A worker gives a hello as he stands 40-feet down in the pumping station’s wet well in Sunningdale. His duty is to keep an eye on a diver who is underwater removing sediment buildup at the City of Trail’s water intake.

A worker gives a hello as he stands 40-feet down in the pumping station’s wet well in Sunningdale. His duty is to keep an eye on a diver who is underwater removing sediment buildup at the City of Trail’s water intake.

City of Trail removing buildup at water intake

Works crews converged on the fresh-water pumping station to deal with a buildup of sediment in the system's main intake.



Work crews from the City of Trail, Impact Equipment Specialized Hydrovac, and Northern Underwater Systems converged on the city’s fresh-water pumping station in Sunningdale Wednesday to deal with an unanticipated buildup of sediment in the water system’s main intake in the Columbia River.

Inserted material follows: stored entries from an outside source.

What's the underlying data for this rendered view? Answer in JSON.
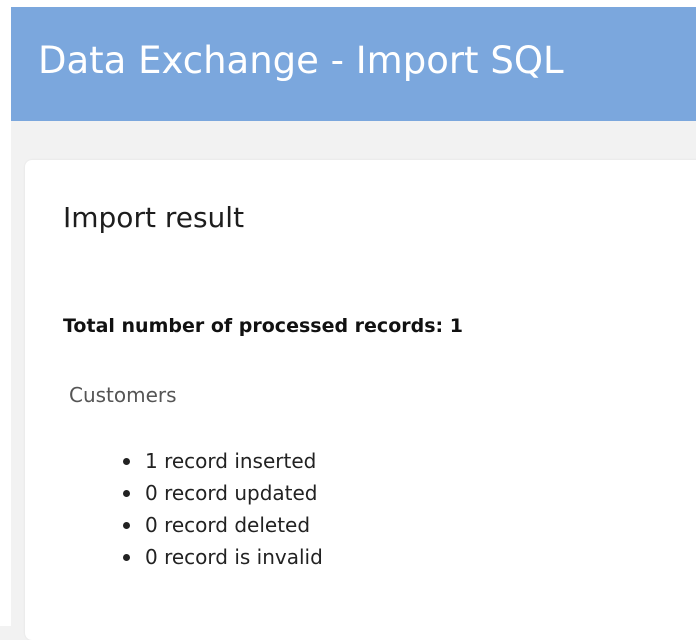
{
  "header": {
    "title": "Data Exchange - Import SQL"
  },
  "card": {
    "title": "Import result",
    "summary": "Total number of processed records: 1",
    "entity": "Customers",
    "results": [
      "1 record inserted",
      "0 record updated",
      "0 record deleted",
      "0 record is invalid"
    ]
  },
  "colors": {
    "header_bg": "#7ba7dd",
    "page_bg": "#f2f2f2",
    "card_bg": "#ffffff"
  }
}
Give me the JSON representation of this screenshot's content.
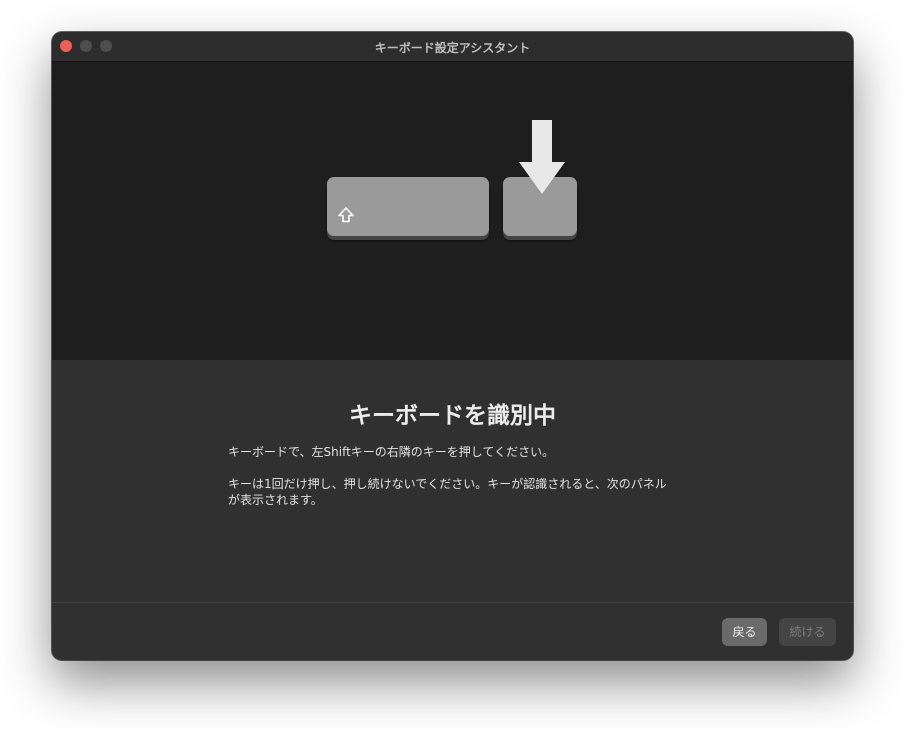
{
  "window": {
    "title": "キーボード設定アシスタント"
  },
  "illustration": {
    "modifier_key_icon": "shift-icon",
    "pointer_icon": "down-arrow-icon"
  },
  "main": {
    "heading": "キーボードを識別中",
    "instruction": "キーボードで、左Shiftキーの右隣のキーを押してください。",
    "note": "キーは1回だけ押し、押し続けないでください。キーが認識されると、次のパネルが表示されます。"
  },
  "footer": {
    "back_label": "戻る",
    "continue_label": "続ける"
  },
  "colors": {
    "close_button": "#ec5f57",
    "illustration_background": "#1e1e1e",
    "content_background": "#303030",
    "key_face": "#9a9a9a",
    "arrow": "#e8e8e8"
  }
}
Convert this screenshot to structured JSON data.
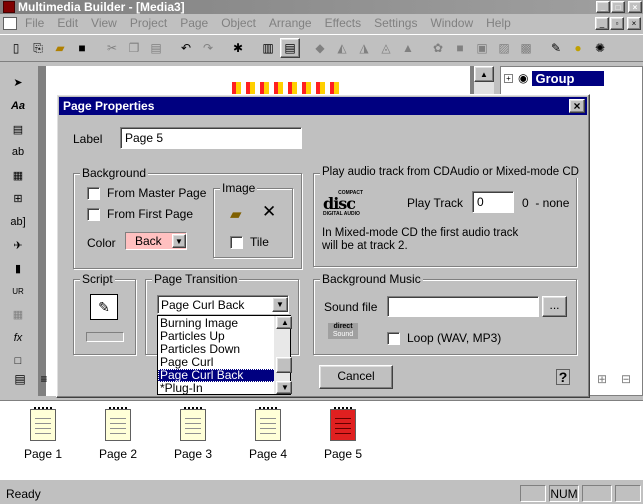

“We’ve had to go into the wet well and are cleaning the intake structure at the pumping station,” said Chris McIsacc, utilities superintendent for the city. “We’ve got an accumulation of three to four feet of grit in the intake.”

The work involves sending a diver from Northern Underwater Systems into the river to handle the high volume vacuum that draws the heavy grit from the intake structure.

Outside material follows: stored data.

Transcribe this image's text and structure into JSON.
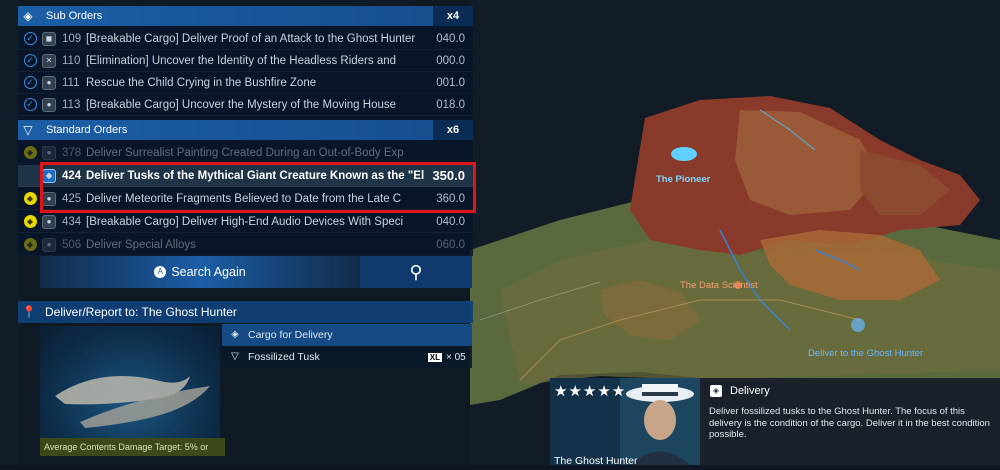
{
  "sub_orders": {
    "title": "Sub Orders",
    "count": "x4",
    "items": [
      {
        "num": "109",
        "title": "[Breakable Cargo] Deliver Proof of an Attack to the Ghost Hunter",
        "value": "040.0"
      },
      {
        "num": "110",
        "title": "[Elimination] Uncover the Identity of the Headless Riders and",
        "value": "000.0"
      },
      {
        "num": "111",
        "title": "Rescue the Child Crying in the Bushfire Zone",
        "value": "001.0"
      },
      {
        "num": "113",
        "title": "[Breakable Cargo] Uncover the Mystery of the Moving House",
        "value": "018.0"
      }
    ]
  },
  "standard_orders": {
    "title": "Standard Orders",
    "count": "x6",
    "items": [
      {
        "num": "378",
        "title": "Deliver Surrealist Painting Created During an Out-of-Body Exp",
        "value": ""
      },
      {
        "num": "424",
        "title": "Deliver Tusks of the Mythical Giant Creature Known as the \"El",
        "value": "350.0"
      },
      {
        "num": "425",
        "title": "Deliver Meteorite Fragments Believed to Date from the Late C",
        "value": "360.0"
      },
      {
        "num": "434",
        "title": "[Breakable Cargo] Deliver High-End Audio Devices With Speci",
        "value": "040.0"
      },
      {
        "num": "506",
        "title": "Deliver Special Alloys",
        "value": "060.0"
      }
    ]
  },
  "search": {
    "label": "Search Again",
    "button_glyph": "A"
  },
  "deliver_to": {
    "label": "Deliver/Report to: The Ghost Hunter"
  },
  "cargo": {
    "header": "Cargo for Delivery",
    "item_name": "Fossilized Tusk",
    "size": "XL",
    "quantity": "× 05",
    "damage_target": "Average Contents Damage Target: 5% or"
  },
  "client": {
    "name": "The Ghost Hunter",
    "rating": "★★★★★"
  },
  "delivery": {
    "title": "Delivery",
    "description": "Deliver fossilized tusks to the Ghost Hunter. The focus of this delivery is the condition of the cargo. Deliver it in the best condition possible."
  },
  "map_labels": {
    "pioneer": "The Pioneer",
    "data_scientist": "The Data Scientist",
    "deliver_to_hunter": "Deliver to the Ghost Hunter"
  }
}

The diver is monitored through a helmet cam and voice communication from the company’s truck on shore where a secondary operator handles communications with the city’s and Impact Equipment’s hydrovac trucks.

The working theory on the cause of the partial blockage is that it is the result of last year’s high-water event in the spring and early summer.

“After the high water last year an operator noticed the bilge pump at the station wasn’t working,” said McIsacc. “We’ve never had to do it before and the intake has been in place since 1994.”

Because the accumulation is believed to have been caused by the unusually high water that caused havoc in numerous areas of the province, this unscheduled maintenance is being partially funded by the Provincial Emergency Program.

As this work is being done on the initial water intake before that water goes through filtration and chlorination systems and into storage, it is not anticipated that residents will notice any difference when they turn on their taps.